As part of a national review of services the authority have plans to reduce the number of specialist heart surgery hospitals in favour of concentrating on fewer, more specialist centres as they say the Glenfield heart hospital in Leicester does not meet all the new clinical criteria standards.
Will Huxter, Regional Director for NHS Englands says it is “in the best interests of patients.”
The hospital is used by heart patients and their families from across the Lincolnshire area, with the next nearest set to be Birmingham instead - almost double the travelling time.
The hospital trust is disputing the decision, saying that it disgrees with the conclusions of the review.
John Adler, chief executive at Leicester’s Hospitals, said: “Over the last 18 months we have made excellent progress, with the support of our charities and partner organisations, to meet the standards set by NHS England through the New Congenital Heart Disease Review. We have expanded the number of beds, improved our outcomes, invested in staffing and briefed architects to create a new single site children’s hospital which will meet the co-location standard.
“We are confident that our clinical outcomes are now amongst the best in the country so we strongly disagree with NHS England’s decision and will not sit by whilst they destroy our fabulous service.”
Mr Adler continued: “This progress has all been achieved against a backdrop of many years of uncertainty following the ‘flawed’ decision four years ago to stop Level 1 CHD services in Leicester. It does make me wonder what this service could achieve if NHS England backed these clinicians.”
Mr Adler said the decision could not in any way be in the best interests of patients with congenital heart disease and their families.
The East Midlands Congenital Heart Centre supports 12 Paediatric Intensive Care Unit, (PICU) beds
at Glenfield Hospital which will be lost if NHS England ceases to commission surgical services.
Mr Adler said the viability of the PICU at the Leicester Royal Infirmary would also be compromised as paediatric experts work across both units in Leicester attracted by the diverse caseload. He said the the children’s intensive care would cease to be as attractive a place for clinical teams to work, making it harder to attract and retain staff.
“More children and their families will have to travel further to support one another in a time of crisis,” he said.
With a national crisis in PICU capacity, he said the decision to remove beds from the system and destabilise the remaining Leicester PICU seems “at best misguided and at worst, reckless”. He went on: “Without a suitably sustainable children’s intensive care service there will be an inevitable domino effect on other specialist paediatric services which require intensive care capacity to function safely. These include include: children’s general surgery, ear nose and throat surgery, metabolic medicine, fetal and respiratory medicine (for long term ventilated children), children’s cancer and finally our neonatal units. In addition, those neighbouring hospitals currently supported by the specialist teams in Leicester will no longer be able to look for support for their more complex patients from their nearest specialist trust. These include hospitals in Burton, Coventry, Kettering, Northampton and Peterborough.

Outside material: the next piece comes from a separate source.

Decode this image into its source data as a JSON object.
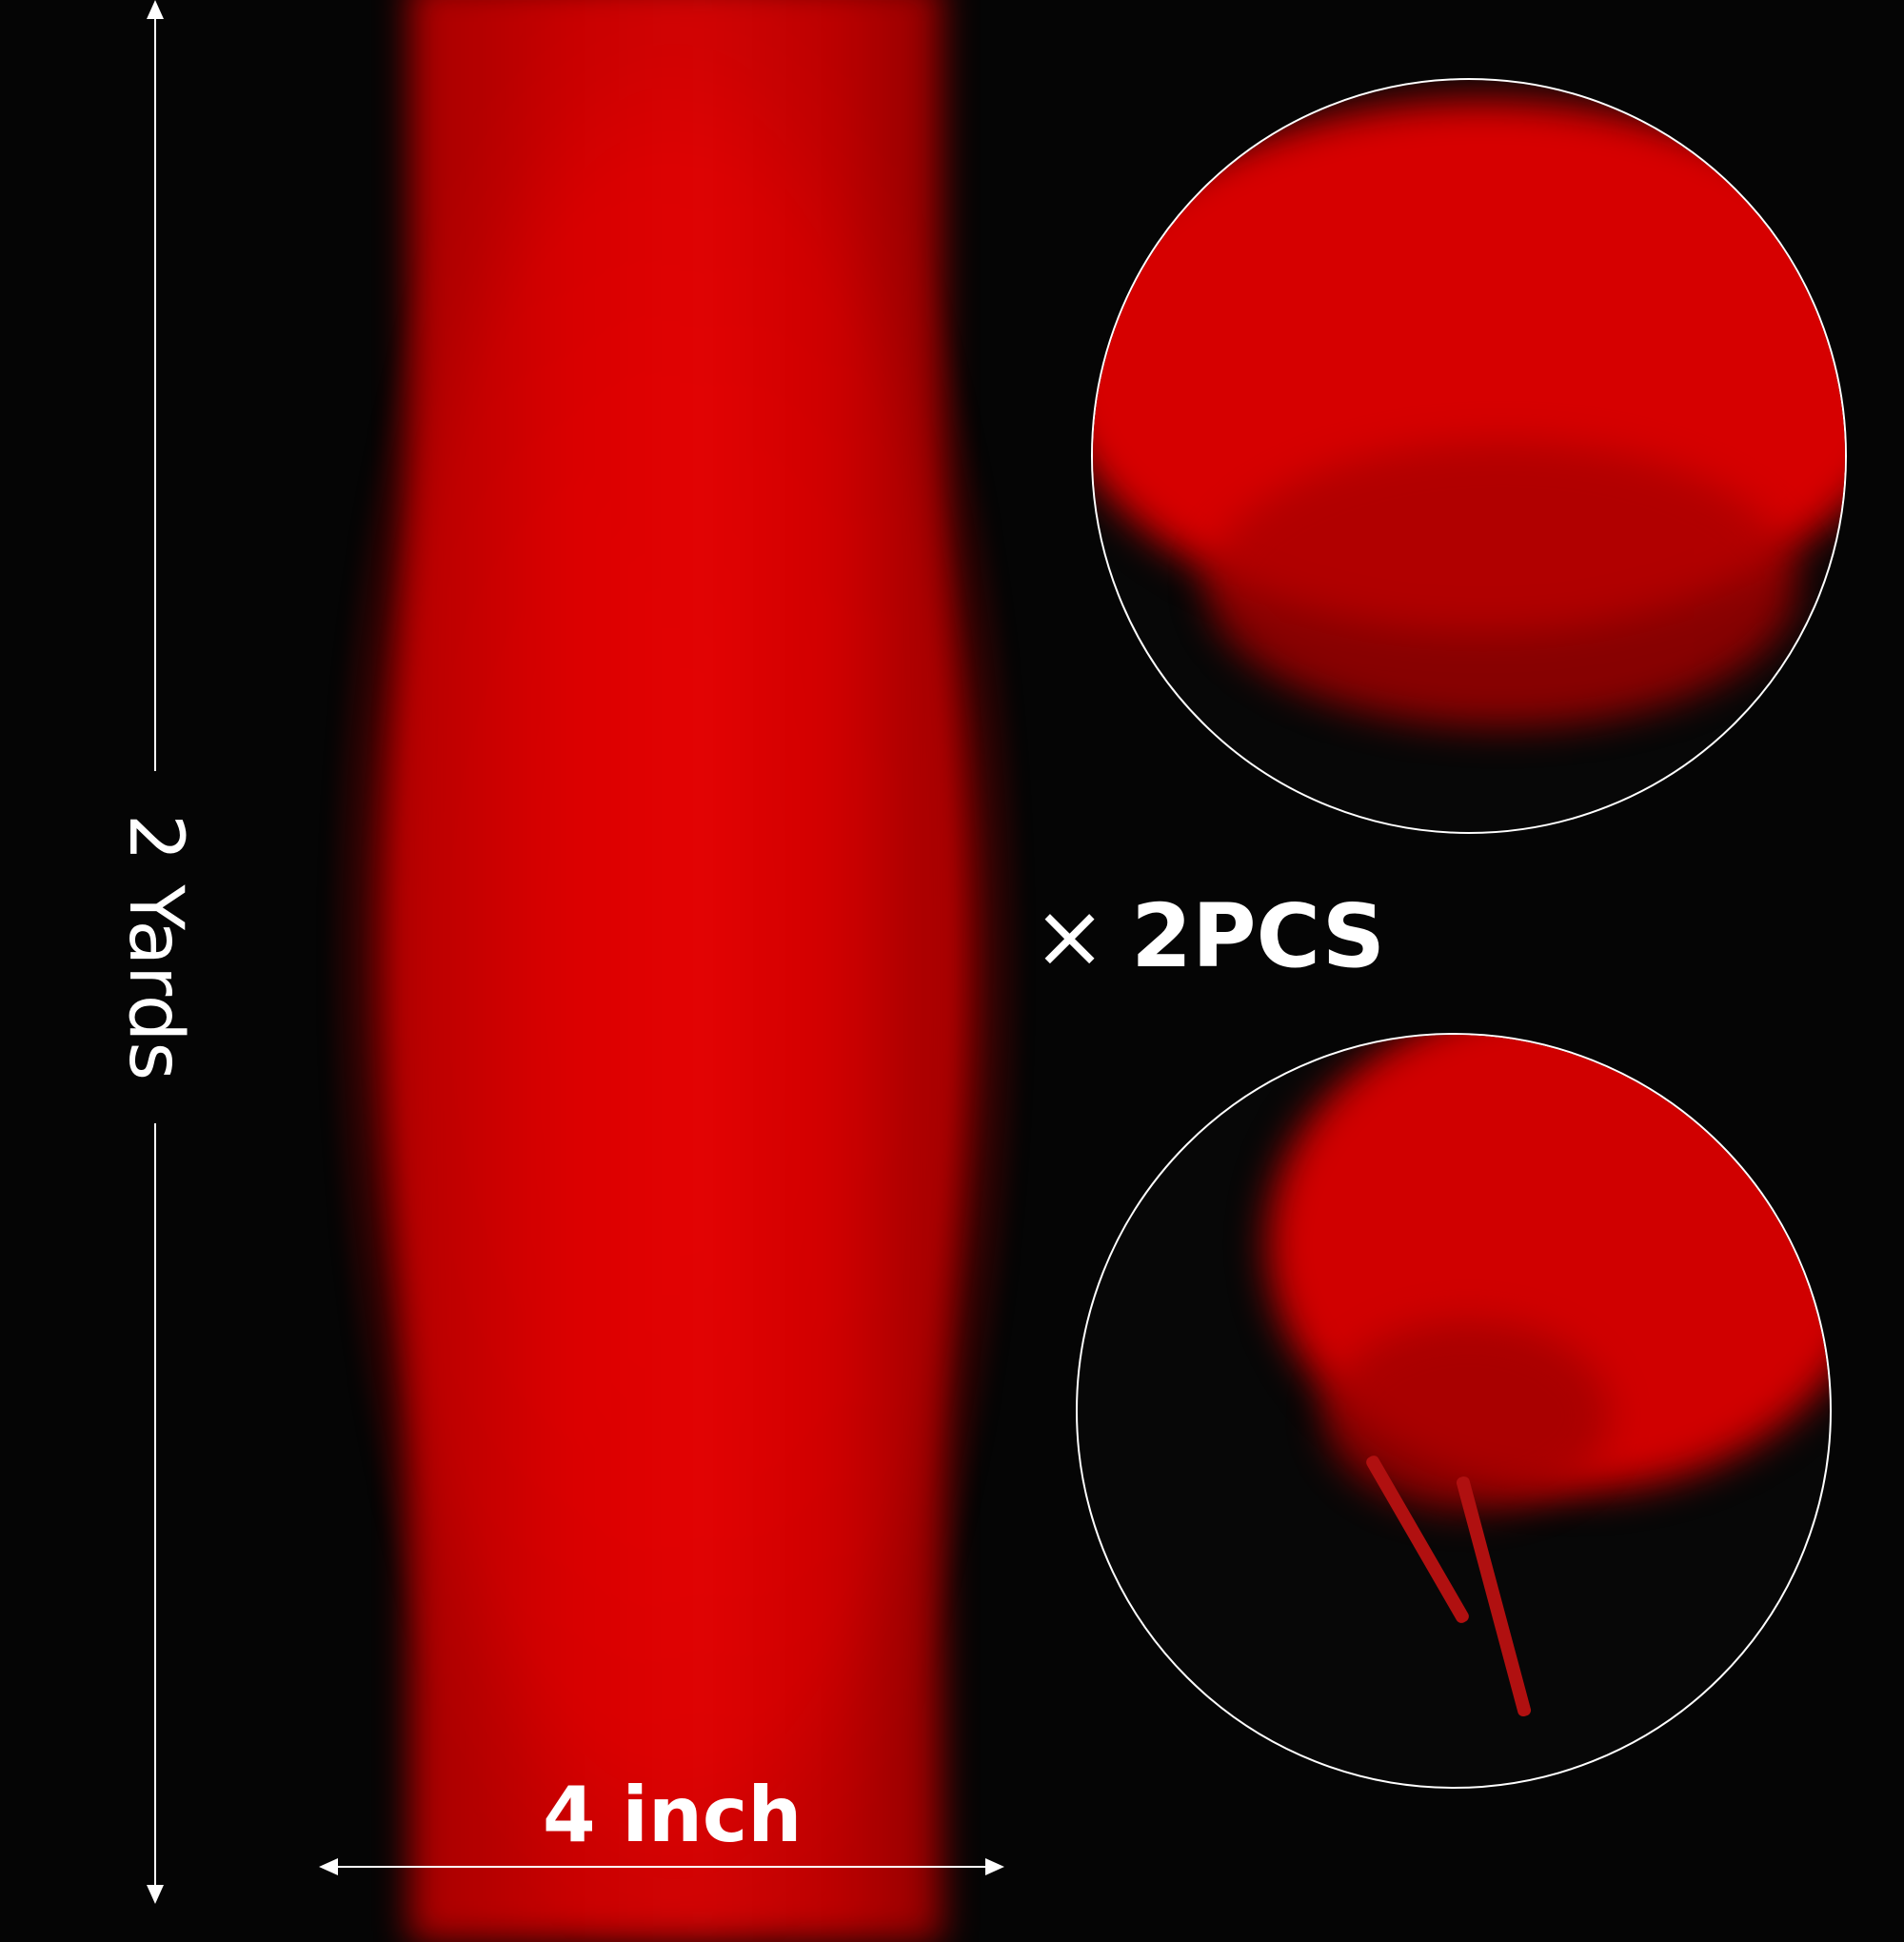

“You are essentially undermining the vast majority of other specialist services for children in the East Midlands,” Mr Adler warned in his letter to NHS England’s regional director Will Huxter.
He said: “Leicester’s paediatric respiratory ECMO service is the largest in the country accounting for 50 per cent of all capacity nationally. As NHS England is aware, Leicester pioneered ECMO in the UK and as a
consequence there are many children and adults alive today who have our clinicians to thank for a second chance of life. (In fact, survival following respiratory ECMO treatment in Leicester last year was 15 per cent higher than for patients treated elsewhere).
“The EMCHC ECMO unit is also the only unit providing a national transport service which stabilises patients at their local hospital before transporting them to a specialist centre. Obviously the decision to close the Leicester surgical service would also result in the closure of the ECMO service, as the doctors working in one also work in the other. This would mean that decades of experience, knowledge and innovation would be lost.
“When assessing our surgical service NHS England stressed the importance of achieving a certain critical mass of patients. It therefore strikes us as either peculiar or convenient for those making the decisions on our future that this same principle does not apply when considering ECMO.”
He said: “We have invested in our people and our infrastructure and we have a vision to take the service to the next level within a new children’s hospital.”
He questioned why children in Northamptonshire were not treated in their nearest specialist hospital instead of being referred to a centre in Southampton. This would help in achieving the Glenfield achieve the necessary number of cases to reach standards. He said to Mr Huxter: “For the avoidance of doubt, we reject your stated intention to cease commissioning level 1 CHD services from us and we will use all the means at our disposal to reverse this intention.
Mr Huxter, in informing the hospital trust said there would be local engagement before a change in the service at the hospital.
He said: “We are taking these steps because we believe that they are in the best interests of patients with congenital heart disease and their families, including those yet to be diagnosed who will need these services in future. We believe that by ensuring that all patients across the country are able to benefit from services that meet agreed national standards, the quality of care they receive will be improved.